10/07/2021 às 16h25min - Atualizada em 11/07/2021 às 15h25min

A Pfizer e a grande mídia na Espanha compartilham um acionista: BlackRock

O maior fundo de investimento do mundo controla parte das ações do Grupo PRISA, Atresmedia ou Mediaset

Cristina Barroso
LUH
(REPRODUÇÃO)
A multinacional farmacêutica norte-americana Pfizer - responsável, juntamente com a multinacional farmacêutica alemã BioNTech, pela vacina contra COVID-19 autorizada por cinquenta estados em todo o mundo - e a principal mídia espanhola tem um acionista: o fundo de investimento norte-americano BlackRock, o maior fundo de investimento no mundo. Assim como a Pfizer é a líder mundial em empresas farmacêuticas multinacionais, a BlackRock é a líder mundial em fundos de investimento; Tanto que na Espanha controla parte - em vários casos, boa parte - da participação acionária da maioria das 35 multinacionais do IBEX 35 - incluindo CaixaBank, Banco Santander e BBVA, os três maiores bancos da Espanha– e os grupos proprietários da grande mídia impressa, rádio e televisão .
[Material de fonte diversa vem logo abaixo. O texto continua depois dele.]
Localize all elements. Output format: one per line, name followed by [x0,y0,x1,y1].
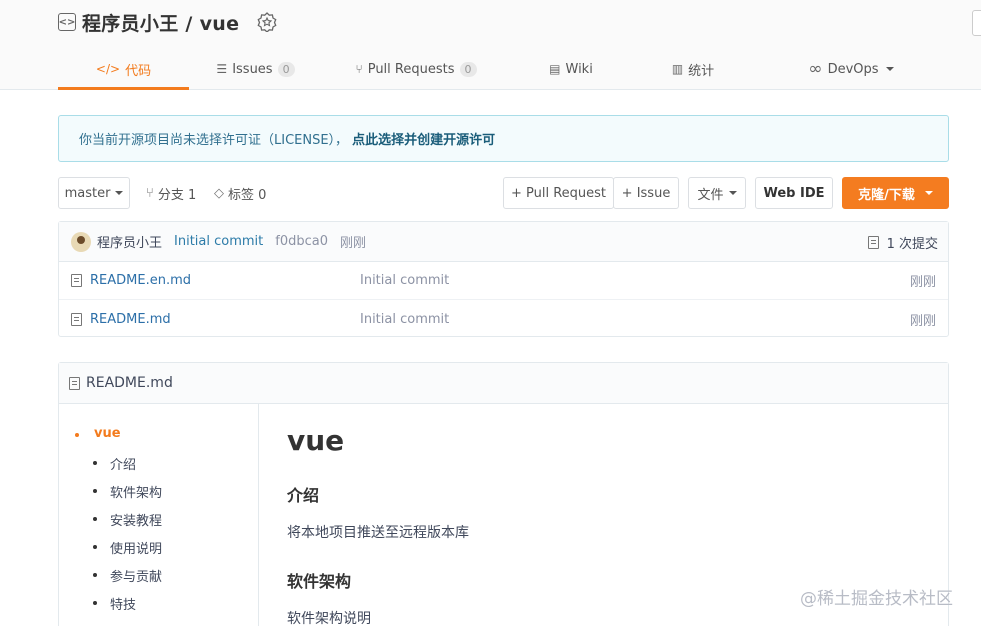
chevron-down-icon [885,67,894,71]
tags-link[interactable]: ◇ 标签 0 [214,177,266,209]
file-commit-message[interactable]: Initial commit [360,312,449,327]
new-pull-request-button[interactable]: + Pull Request [503,177,614,209]
clone-download-button[interactable]: 克隆/下载 [842,177,949,209]
repo-name[interactable]: 程序员小王 / vue [82,9,239,36]
pull-request-icon: ⑂ [355,62,363,76]
readme-heading-intro: 介绍 [287,486,320,505]
file-icon [71,312,82,326]
repo-toolbar: master ⑂ 分支 1 ◇ 标签 0 + Pull Request + Is… [58,177,949,209]
infinity-icon: ∞ [808,59,823,79]
tab-wiki-label: Wiki [565,61,593,77]
chevron-down-icon [924,191,933,195]
new-issue-button[interactable]: + Issue [613,177,679,209]
clone-download-label: 克隆/下载 [858,187,915,203]
readme-header: README.md [59,363,948,404]
tab-issues-label: Issues [232,61,273,77]
issues-count: 0 [277,61,295,77]
commit-count-link[interactable]: 1 次提交 [867,222,938,262]
toc-item[interactable]: 特技 [92,594,136,613]
readme-toc: vue 介绍 软件架构 安装教程 使用说明 参与贡献 特技 [59,404,259,626]
branch-select[interactable]: master [58,177,130,209]
corner-button[interactable] [972,10,981,36]
commit-author[interactable]: 程序员小王 [97,232,162,251]
chevron-down-icon [728,191,737,195]
file-menu-button[interactable]: 文件 [688,177,746,209]
toc-item[interactable]: 参与贡献 [92,566,162,585]
readme-intro-text: 将本地项目推送至远程版本库 [287,525,469,541]
latest-commit-row: 程序员小王 Initial commit f0dbca0 刚刚 1 次提交 [59,222,948,262]
wiki-icon: ▤ [549,62,561,76]
repo-title-bar: <> 程序员小王 / vue [58,8,277,36]
repo-icon: <> [58,13,76,31]
file-time: 刚刚 [909,313,936,329]
license-notice-text: 你当前开源项目尚未选择许可证（LICENSE）， [79,133,349,148]
chevron-down-icon [115,191,124,195]
commit-time: 刚刚 [340,236,367,251]
tag-icon: ◇ [214,185,224,201]
readme-architecture-text: 软件架构说明 [287,611,371,626]
branches-link[interactable]: ⑂ 分支 1 [146,177,196,209]
file-commit-message[interactable]: Initial commit [360,273,449,288]
issues-icon: ☰ [216,62,228,76]
tab-issues[interactable]: ☰ Issues 0 [189,48,322,90]
toc-item[interactable]: vue [75,426,121,441]
watermark: @稀土掘金技术社区 [800,589,953,609]
file-list: 程序员小王 Initial commit f0dbca0 刚刚 1 次提交 RE… [58,221,949,337]
web-ide-button[interactable]: Web IDE [755,177,833,209]
tab-pull-requests-label: Pull Requests [367,61,455,77]
toc-item[interactable]: 使用说明 [92,538,162,557]
repo-tabs: </> 代码 ☰ Issues 0 ⑂ Pull Requests 0 ▤ Wi… [58,48,948,90]
repo-header: <> 程序员小王 / vue </> 代码 ☰ Issues 0 ⑂ Pull … [0,0,981,90]
toc-item[interactable]: 介绍 [92,454,136,473]
tab-code[interactable]: </> 代码 [58,48,189,90]
pull-requests-count: 0 [459,61,477,77]
branch-select-label: master [64,185,111,201]
branches-count: 分支 1 [157,187,197,203]
avatar[interactable] [71,231,91,252]
tab-devops[interactable]: ∞ DevOps [754,48,948,90]
create-license-link[interactable]: 点此选择并创建开源许可 [352,129,495,148]
file-icon [71,274,82,287]
tab-devops-label: DevOps [827,61,879,77]
code-icon: </> [95,62,121,76]
tab-wiki[interactable]: ▤ Wiki [510,48,632,90]
commit-count: 1 次提交 [886,236,938,252]
file-row: README.en.md Initial commit 刚刚 [59,262,948,300]
award-badge-icon[interactable] [257,12,277,32]
file-time: 刚刚 [909,275,936,290]
tab-stats-label: 统计 [688,63,715,79]
commits-icon [867,235,879,249]
tab-code-label: 代码 [125,63,152,79]
license-notice: 你当前开源项目尚未选择许可证（LICENSE）， 点此选择并创建开源许可 [58,115,949,162]
readme-heading-architecture: 软件架构 [287,572,352,591]
file-icon [69,376,80,390]
toc-item[interactable]: 软件架构 [92,482,162,501]
file-name-link[interactable]: README.en.md [90,273,360,288]
toc-item[interactable]: 安装教程 [92,510,162,529]
commit-message[interactable]: Initial commit [174,234,263,249]
file-row: README.md Initial commit 刚刚 [59,300,948,338]
file-name-link[interactable]: README.md [90,312,360,327]
readme-filename: README.md [86,375,173,391]
commit-hash[interactable]: f0dbca0 [275,234,328,249]
readme-title: vue [287,424,345,457]
tags-count: 标签 0 [228,187,267,203]
tab-stats[interactable]: ▥ 统计 [632,48,754,90]
file-menu-label: 文件 [697,187,724,203]
branch-icon: ⑂ [146,185,154,201]
tab-pull-requests[interactable]: ⑂ Pull Requests 0 [322,48,510,90]
chart-icon: ▥ [671,62,684,76]
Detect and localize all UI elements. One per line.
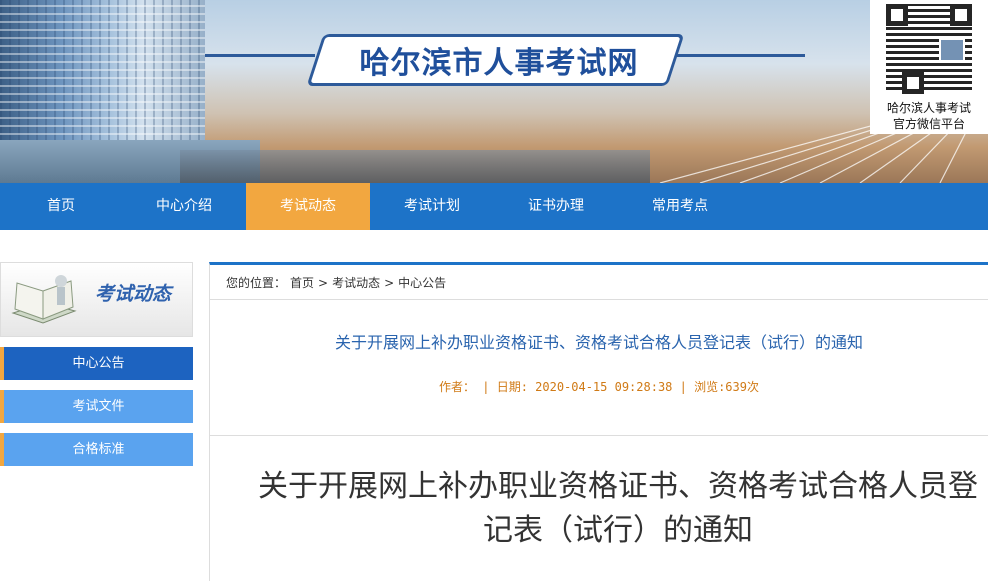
qr-code-icon (886, 4, 972, 94)
qr-caption-1: 哈尔滨人事考试 (886, 101, 971, 115)
nav-exam-plan[interactable]: 考试计划 (370, 183, 494, 230)
nav-exam-news[interactable]: 考试动态 (246, 183, 370, 230)
nav-home[interactable]: 首页 (0, 183, 122, 230)
breadcrumb-exam-news[interactable]: 考试动态 (332, 276, 380, 290)
breadcrumb-separator: > (318, 276, 329, 290)
book-icon (11, 275, 77, 324)
site-title: 哈尔滨市人事考试网 (359, 46, 639, 81)
article-heading: 关于开展网上补办职业资格证书、资格考试合格人员登 记表（试行）的通知 (258, 465, 978, 553)
qr-logo (939, 38, 965, 62)
sidebar-item-center-notice[interactable]: 中心公告 (0, 347, 193, 380)
title-line-left (205, 54, 315, 57)
article-heading-line1: 关于开展网上补办职业资格证书、资格考试合格人员登 (258, 469, 978, 504)
article-title: 关于开展网上补办职业资格证书、资格考试合格人员登记表（试行）的通知 (334, 333, 863, 352)
site-title-bar: 哈尔滨市人事考试网 (205, 28, 805, 86)
breadcrumb-prefix: 您的位置： (226, 276, 287, 290)
wechat-qr-panel: 哈尔滨人事考试 官方微信平台 (870, 0, 988, 134)
sidebar-item-pass-standard[interactable]: 合格标准 (0, 433, 193, 466)
site-banner: 哈尔滨市人事考试网 哈尔滨人事考试 官方微信平台 (0, 0, 988, 183)
qr-corner (902, 72, 924, 94)
breadcrumb: 您的位置： 首页 > 考试动态 > 中心公告 (226, 274, 450, 291)
sidebar-item-exam-docs[interactable]: 考试文件 (0, 390, 193, 423)
nav-exam-sites[interactable]: 常用考点 (618, 183, 742, 230)
qr-caption-2: 官方微信平台 (892, 117, 965, 131)
sidebar-header: 考试动态 (0, 262, 193, 337)
nav-certificate[interactable]: 证书办理 (494, 183, 618, 230)
article-meta: 作者： | 日期: 2020-04-15 09:28:38 | 浏览:639次 (439, 380, 759, 394)
sidebar-title: 考试动态 (95, 283, 172, 305)
divider (210, 299, 988, 300)
title-line-right (675, 54, 805, 57)
divider (210, 435, 988, 436)
main-content: 您的位置： 首页 > 考试动态 > 中心公告 关于开展网上补办职业资格证书、资格考试合格人… (209, 262, 988, 581)
city-skyline (180, 150, 650, 183)
main-nav: 首页 中心介绍 考试动态 考试计划 证书办理 常用考点 (0, 183, 988, 230)
article-heading-line2: 记表（试行）的通知 (483, 513, 753, 548)
breadcrumb-home[interactable]: 首页 (290, 276, 314, 290)
breadcrumb-separator: > (384, 276, 395, 290)
nav-center-intro[interactable]: 中心介绍 (122, 183, 246, 230)
breadcrumb-center-notice[interactable]: 中心公告 (398, 276, 446, 290)
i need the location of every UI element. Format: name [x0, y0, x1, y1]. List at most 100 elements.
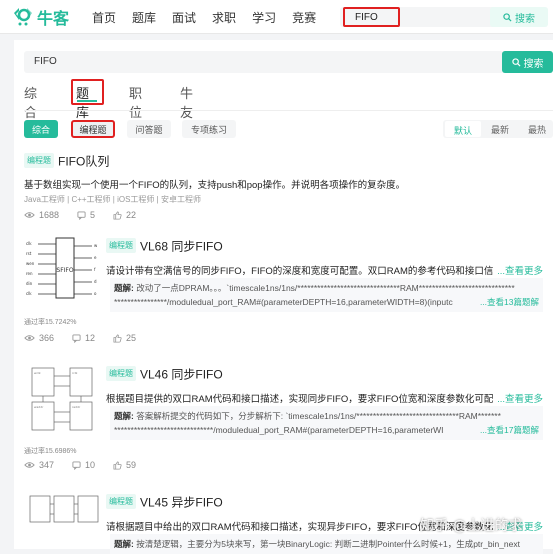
comments-stat[interactable]: 12	[72, 333, 95, 343]
result-item[interactable]: 编程题 VL68 同步FIFO 请设计带有空满信号的同步FIFO，FIFO的深度和…	[106, 237, 543, 277]
result-title[interactable]: VL68 同步FIFO	[140, 239, 223, 253]
result-title[interactable]: FIFO队列	[58, 154, 109, 168]
result-title[interactable]: VL45 异步FIFO	[140, 495, 223, 509]
comments-stat[interactable]: 10	[72, 460, 95, 470]
comment-icon	[72, 333, 81, 343]
nav-interview[interactable]: 面试	[172, 9, 196, 26]
likes-stat[interactable]: 59	[113, 460, 136, 470]
nowcoder-logo-icon	[12, 7, 34, 27]
result-item[interactable]: 编程题 FIFO队列 基于数组实现一个使用一个FIFO的队列，支持push和pop…	[24, 152, 544, 220]
sort-hottest[interactable]: 最热	[528, 123, 546, 136]
sort-newest[interactable]: 最新	[491, 123, 509, 136]
top-navbar: 牛客 首页 题库 面试 求职 学习 竞赛 FIFO 搜索	[0, 0, 553, 34]
job-tag[interactable]: iOS工程师	[117, 195, 154, 204]
svg-text:clk: clk	[26, 241, 32, 246]
job-tag[interactable]: Java工程师	[24, 195, 65, 204]
svg-text:e: e	[94, 255, 97, 260]
filter-bar: 综合 编程题 问答题 专项练习 默认 最新 最热	[24, 120, 553, 140]
comments-stat[interactable]: 5	[77, 210, 95, 220]
result-stats: 366 12 25	[24, 333, 154, 343]
eye-icon	[24, 212, 35, 218]
search-button-label: 搜索	[523, 58, 544, 70]
search-button[interactable]: 搜索	[502, 51, 553, 73]
svg-text:wclk: wclk	[34, 371, 41, 375]
svg-text:o: o	[94, 291, 97, 296]
solution-preview[interactable]: 题解: 答案解析提交的代码如下，分步解析下: `timescale1ns/1ns…	[110, 406, 543, 440]
header-search-label: 搜索	[515, 13, 535, 25]
thumbs-up-icon	[113, 210, 122, 220]
type-tag: 编程题	[106, 366, 136, 382]
svg-text:f: f	[94, 267, 96, 272]
diagram-thumbnail[interactable]	[24, 490, 104, 549]
see-solutions-link[interactable]: ...查看13篇题解	[476, 295, 539, 309]
svg-text:SFIFO: SFIFO	[56, 267, 73, 274]
svg-text:rst: rst	[26, 251, 32, 256]
result-stats: 1688 5 22	[24, 210, 544, 220]
solution-preview[interactable]: 题解: 按清楚逻辑，主要分为5块来写，第一块BinaryLogic: 判断二进制…	[110, 534, 543, 554]
header-search: FIFO 搜索	[340, 7, 548, 27]
main-nav: 首页 题库 面试 求职 学习 竞赛	[92, 9, 332, 26]
type-tag: 编程题	[106, 494, 136, 510]
likes-stat[interactable]: 25	[113, 333, 136, 343]
header-search-button[interactable]: 搜索	[490, 7, 548, 27]
result-desc: 请设计带有空满信号的同步FIFO，FIFO的深度和宽度可配置。双口RAM的参考代…	[106, 263, 543, 277]
search-icon	[511, 57, 521, 67]
type-tag: 编程题	[24, 153, 54, 169]
svg-text:wen: wen	[26, 261, 35, 266]
filter-practice[interactable]: 专项练习	[182, 120, 236, 138]
sort-switch: 默认 最新 最热	[443, 120, 553, 138]
filter-qa[interactable]: 问答题	[127, 120, 171, 138]
results-panel: FIFO 搜索 综合 题库 职位 牛友 综合 编程题 问答题 专项练习 默认 最…	[14, 40, 553, 554]
logo[interactable]: 牛客	[12, 7, 69, 28]
job-tag[interactable]: 安卓工程师	[161, 195, 201, 204]
solution-preview[interactable]: 题解: 改动了一点DPRAM。。。`timescale1ns/1ns/*****…	[110, 278, 543, 312]
watermark: 知乎 @上进的求	[420, 518, 523, 534]
tab-all[interactable]: 综合	[24, 83, 37, 121]
tab-jobs[interactable]: 职位	[129, 83, 142, 121]
see-solutions-link[interactable]: ...查看17篇题解	[476, 423, 539, 437]
eye-icon	[24, 335, 35, 341]
header-search-input[interactable]: FIFO	[343, 7, 400, 27]
search-icon	[503, 12, 512, 22]
svg-text:waddr: waddr	[34, 405, 44, 409]
views-stat: 366	[24, 333, 54, 343]
views-stat: 1688	[24, 210, 59, 220]
result-desc: 根据题目提供的双口RAM代码和接口描述，实现同步FIFO，要求FIFO位宽和深度…	[106, 391, 543, 405]
eye-icon	[24, 462, 35, 468]
see-more-link[interactable]: ...查看更多	[495, 391, 543, 405]
svg-text:raddr: raddr	[72, 405, 81, 409]
likes-stat[interactable]: 22	[113, 210, 136, 220]
tabs-divider	[24, 110, 553, 111]
nav-contest[interactable]: 竞赛	[292, 9, 316, 26]
result-tags: Java工程师 | C++工程师 | iOS工程师 | 安卓工程师	[24, 195, 201, 204]
svg-text:din: din	[26, 281, 33, 286]
active-tab-indicator	[77, 100, 97, 102]
nav-question-bank[interactable]: 题库	[132, 9, 156, 26]
svg-text:w: w	[94, 243, 98, 248]
svg-text:d: d	[94, 279, 97, 284]
thumbs-up-icon	[113, 460, 122, 470]
svg-text:rclk: rclk	[72, 371, 78, 375]
job-tag[interactable]: C++工程师	[71, 195, 110, 204]
result-title[interactable]: VL46 同步FIFO	[140, 367, 223, 381]
diagram-thumbnail[interactable]: SFIFO clk rst wen ren din clk w e f d o	[24, 232, 104, 307]
type-tag: 编程题	[106, 238, 136, 254]
nav-home[interactable]: 首页	[92, 9, 116, 26]
filter-all[interactable]: 综合	[24, 120, 58, 138]
comment-icon	[77, 210, 86, 220]
svg-text:ren: ren	[26, 271, 33, 276]
result-item[interactable]: 编程题 VL46 同步FIFO 根据题目提供的双口RAM代码和接口描述，实现同步F…	[106, 365, 543, 405]
comment-icon	[72, 460, 81, 470]
views-stat: 347	[24, 460, 54, 470]
svg-text:clk: clk	[26, 291, 32, 296]
see-more-link[interactable]: ...查看更多	[495, 263, 543, 277]
nav-learn[interactable]: 学习	[252, 9, 276, 26]
thumbs-up-icon	[113, 333, 122, 343]
diagram-thumbnail[interactable]: wclk rclk waddr raddr	[24, 362, 104, 437]
filter-coding[interactable]: 编程题	[71, 120, 115, 138]
tab-users[interactable]: 牛友	[180, 83, 193, 121]
search-input[interactable]: FIFO	[24, 51, 504, 73]
sort-default[interactable]: 默认	[445, 121, 481, 137]
nav-jobs[interactable]: 求职	[212, 9, 236, 26]
result-stats: 347 10 59	[24, 460, 154, 470]
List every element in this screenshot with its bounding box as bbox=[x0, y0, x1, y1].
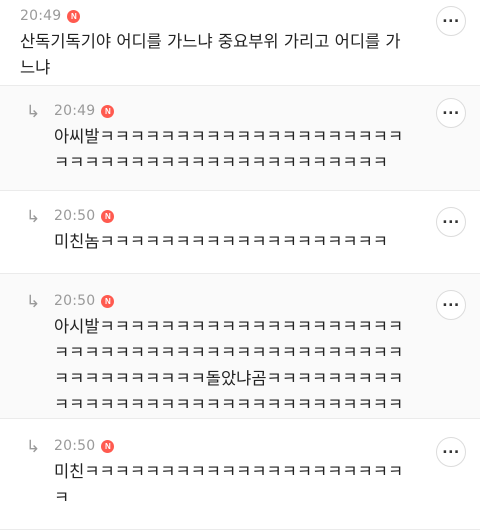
timestamp: 20:49 bbox=[54, 103, 96, 119]
comment: 20:49 N 산독기독기야 어디를 가느냐 중요부위 가리고 어디를 가느냐 … bbox=[0, 0, 480, 86]
more-icon: ... bbox=[442, 441, 460, 457]
new-badge: N bbox=[101, 294, 115, 308]
reply-arrow-icon: ↳ bbox=[26, 207, 41, 227]
more-icon: ... bbox=[442, 10, 460, 26]
comment-text: 산독기독기야 어디를 가느냐 중요부위 가리고 어디를 가느냐 bbox=[20, 32, 401, 77]
timestamp: 20:50 bbox=[54, 208, 96, 224]
timestamp: 20:49 bbox=[20, 8, 62, 24]
reply-arrow-icon: ↳ bbox=[26, 102, 41, 122]
new-badge: N bbox=[67, 9, 81, 23]
new-badge: N bbox=[101, 104, 115, 118]
more-options-button[interactable]: ... bbox=[436, 6, 466, 36]
more-options-button[interactable]: ... bbox=[436, 290, 466, 320]
comment-text: 미친놈ㅋㅋㅋㅋㅋㅋㅋㅋㅋㅋㅋㅋㅋㅋㅋㅋㅋㅋㅋ bbox=[54, 232, 388, 251]
more-icon: ... bbox=[442, 102, 460, 118]
comment-meta: 20:49 N bbox=[20, 5, 414, 27]
reply-comment: ↳ 20:50 N 미친ㅋㅋㅋㅋㅋㅋㅋㅋㅋㅋㅋㅋㅋㅋㅋㅋㅋㅋㅋㅋㅋㅋ ... bbox=[0, 419, 480, 530]
reply-arrow-icon: ↳ bbox=[26, 292, 41, 312]
more-options-button[interactable]: ... bbox=[436, 437, 466, 467]
new-badge: N bbox=[101, 439, 115, 453]
comment-meta: 20:50 N bbox=[54, 290, 418, 312]
reply-arrow-icon: ↳ bbox=[26, 437, 41, 457]
comment-thread: 20:49 N 산독기독기야 어디를 가느냐 중요부위 가리고 어디를 가느냐 … bbox=[0, 0, 480, 530]
reply-comment: ↳ 20:49 N 아씨발ㅋㅋㅋㅋㅋㅋㅋㅋㅋㅋㅋㅋㅋㅋㅋㅋㅋㅋㅋㅋㅋㅋㅋㅋㅋㅋㅋ… bbox=[0, 86, 480, 191]
comment-meta: 20:49 N bbox=[54, 100, 418, 122]
timestamp: 20:50 bbox=[54, 438, 96, 454]
more-options-button[interactable]: ... bbox=[436, 98, 466, 128]
reply-comment: ↳ 20:50 N 아시발ㅋㅋㅋㅋㅋㅋㅋㅋㅋㅋㅋㅋㅋㅋㅋㅋㅋㅋㅋㅋㅋㅋㅋㅋㅋㅋㅋ… bbox=[0, 274, 480, 440]
comment-meta: 20:50 N bbox=[54, 435, 418, 457]
comment-text: 아씨발ㅋㅋㅋㅋㅋㅋㅋㅋㅋㅋㅋㅋㅋㅋㅋㅋㅋㅋㅋㅋㅋㅋㅋㅋㅋㅋㅋㅋㅋㅋㅋㅋㅋㅋㅋㅋㅋ… bbox=[54, 127, 404, 172]
more-options-button[interactable]: ... bbox=[436, 207, 466, 237]
new-badge: N bbox=[101, 209, 115, 223]
timestamp: 20:50 bbox=[54, 293, 96, 309]
comment-meta: 20:50 N bbox=[54, 205, 418, 227]
more-icon: ... bbox=[442, 211, 460, 227]
more-icon: ... bbox=[442, 294, 460, 310]
reply-comment: ↳ 20:50 N 미친놈ㅋㅋㅋㅋㅋㅋㅋㅋㅋㅋㅋㅋㅋㅋㅋㅋㅋㅋㅋ ... bbox=[0, 191, 480, 274]
comment-text: 미친ㅋㅋㅋㅋㅋㅋㅋㅋㅋㅋㅋㅋㅋㅋㅋㅋㅋㅋㅋㅋㅋㅋ bbox=[54, 462, 404, 507]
Assim, a BlackRock controla parte da participação acionária do grupo Atresmedia, dono da Antena 3 e laSexta ; do grupo Mediaset, dono da Cuatro e Telecinco , ou do Grupo PRISA, dono do jornal 'El País' e Cadena SER . Neste último caso, em novembro passado, a BlackRock e outro dos maiores fundos de investimento do mundo - o britânico CVC Capital Partners - também compraram dívida da PRISA por meio de dois fundos abutre, o que significa que eles já têm poder de veto em qualquer transação de venda de 'El País' - jornal que já está na mira de vários investidores - ou o SER.
Fontes de defesa da saúde pública consultadas pela LUH denunciam que no mundo capitalista a produção e distribuição de medicamentos tem se concentrado em multinacionais monopolistas ao mesmo tempo em que as empresas farmacêuticas públicas vêm desaparecendo , apesar da OMS (Organização Mundial de Saúde) historicamente recomendar que Os estados têm indústrias que produzem medicamentos essenciais, entre os quais estão as vacinas. Essas fontes tratam de relatórios que documentam "a ausência de escrúpulos éticos por parte das multinacionais farmacêuticas e sua imensa capacidade de subornar políticos, especialistas e médicos" .

Na esfera da mídia, diretores de revistas científicas de prestígio reconheceram que a publicação de certos relatórios e resultados de pesquisas farmacológicas são financiados por empresas farmacêuticas multinacionais que os utilizam como instrumento de propaganda. Se isso acontecer com revistas científicas de prestígio , o que não poderia acontecer com meios de comunicação como 'El País', SER, Antena 3, Cuatro, Telecinco e laSexta, cuja participação acionária é controlada pela BlackRock, o maior fundo de investimento do país. e um dos proprietários da Pfizer?